Hi! I have problems understanding ColumnarModelData class.

I created an X with 800 rows x 10 features and Y with 800 x 1 scalars.
I used ColumnarModelData.from_arrays(".",[-1],X_train,Y_train,bs=32, shuffle=False) but when I tried to generate some batches, they look wrong.
I dug deeper and found this line:

return cls(path, PassthruDataset(*(trn_xs.T), trn_y, is_reg=is_reg, is_multi=is_multi)

Why trn_xs.T? Why transpose the X? What is the intention for this class? I saw on forums people using it from pandas dataframes.

The shape of X_train is (800,10) and Y_train is (800,1). The reason why it takes transpose is because it is simpler to split into batches. Now you get a batch something like [ 10 vectors of (32) ] in a list which is the batch size. You can stack them and you will get (10,32) vector where 32 is your batch size.

Thanks @isarth In the end, yes, I figured it out.
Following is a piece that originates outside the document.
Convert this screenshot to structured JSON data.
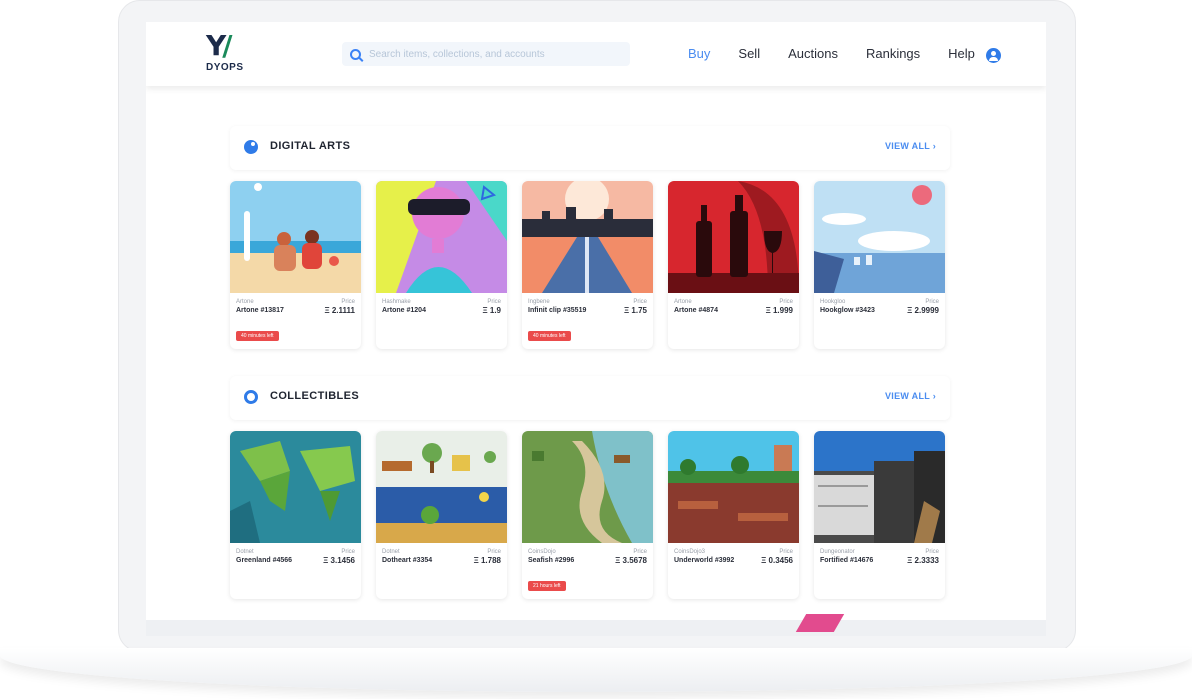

In the forward() I do the stacking and then permute so the batch dimension is the first one (eg get 32x10 input shape).

The question is about the intent behind this particular design choice. Can’t be that by batching the transpose, one gains like 100x speed improvement!

Maybe a hint in this direction is that DL part 1, Lesson 6, RNNs, this class ColumnarModelData works seamlessly with the time series models. [Actually this was my original intent, to work with time series].

However, because of a lot of errors, I tried to do something simpler, a logistic regression. The errors moved to shape mismatch and you know the rest…

Like from the RNN layer documentation: https://pytorch.org/docs/stable/nn.html#rnn

I am not sure but I think it was designed mainly for handling time series data because for image dataset we use a different class.